Monday, October 30, 2006

Flunking Humility

I recently ran across a quote which has become my current favorite. To prove this, I have placed it in my e-mail signature. The line is as follows:

Humility is always truth.

Concise lines have a tendency to unexpectedly and intentionally stop us cold. This one hit me pretty hard. The words are from Brennan Manning's The Ragamuffin Gospel, in which he briefly continues his point by saying that this humility, this truth is "the blunt acknowledgement that I owe my life, being, and salvation to Another."

Given the assumption that one believes in god, there is nothing spectacular here. Almost by definition, the concept of "god" involves creation, power, and the general quality of being bigger and better than us. Accordingly, we are at least partially indebted to this being (who is more [every good adjective] than us) for creating us. What pot would think itself more powerful than the potter? Thus, one can only brag on onself but so much.

Yet, Manning uses the word "always." In a "True or False" question, we are taught to always put a big ol' "F" if we see the word "always," as there are (ironically) always exceptions. Should Manning's line receive an "F" from us as readers? After all, certainly we can rightly claim some credit for our deeds some of the time.

Saturday night I found myself in the beloved role of Designated Driver, affectionately known as D.D. I spent the hours between 11p.m. and 1:00a.m. carting people around South Charlotte.

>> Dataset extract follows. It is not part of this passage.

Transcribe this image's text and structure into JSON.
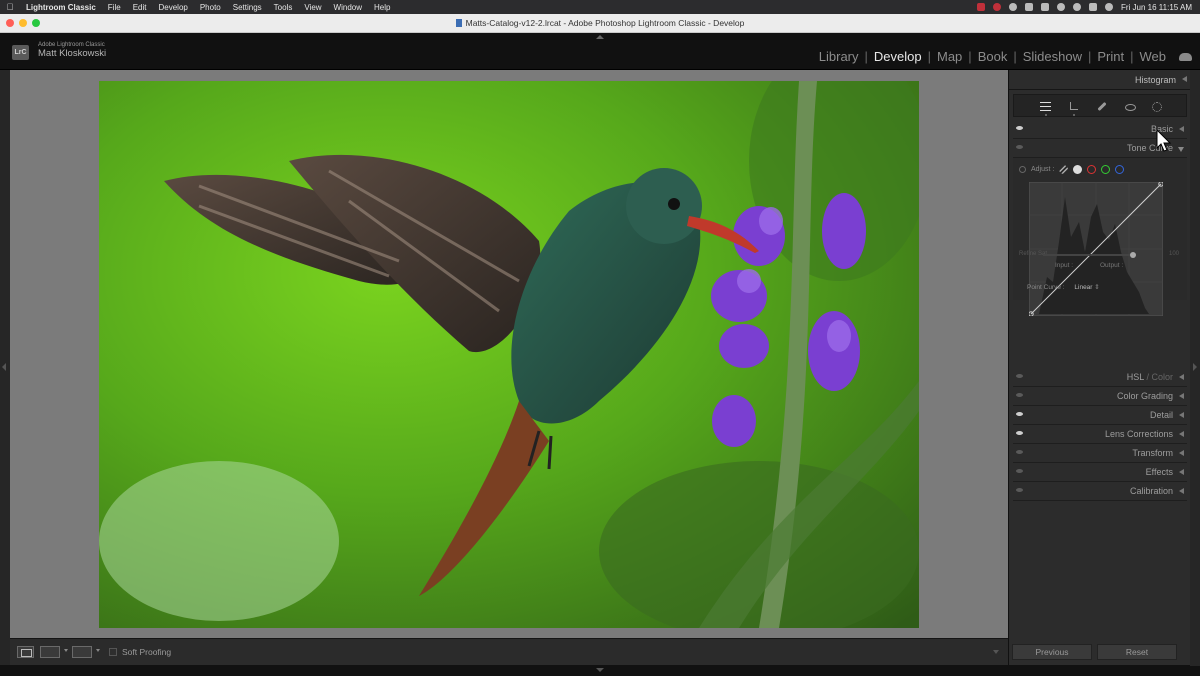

Everytime I re-emerged at the bar for another load, I was lauded with compliments about my character and sacrificial nature by my peers.

On the outside, this was a situation where it appeared I was doing some good and deserved credit for my actions. Perhaps my utter humility was not the necessary response in this situation. What my lauders did not know, however, was the condition of my heart at this time - the bitterness with which I cruised down Ballantyne Commons Dr., the curses that were internally (and at one point, verbally) directed at the people I was "serving," the jealousy I had for those who were not driving. Had they known this, they would have been disgusted. And rightly so. Heck, if I hadn't known people were watching, I probably wouldn't have even volunteered to drive.

All of a sudden, the compliments, the credit, and the un-humility seem ridiculous.

The truth of the situation was that Jesus was serving these people, and I simply bitched about it. I had a front row seat to the Almighty God doing what he does best, and all I did was wallow in my own sense of entitlement. Jesus got those folks home, in spite of me, not because of me.

And this is always the case in my attempts at servanthood. When I am honest with myself, I rarely ever serve people out of love. And when it does happen, it's an accident. I don't even realize it in the moment. Personal gain, glory, and pride are always present, as I feel like I'm passing Christianity with flying colors. All the while, I'm failing humility, servanthood, and Christ-likeness. It is Christ doing the holy, pure, and righteous serving, not I.

So where is there room for boasting? Even in my "good deeds," where is there ever room for boasting? Manning really pegs me pretty well because, in my life, humility really is truth. God is surely responsible for my "life, being, and salvation." But he is also completely responsible for any good that I might do, for it is God "who alone does great wonders" (Psalm 136:4).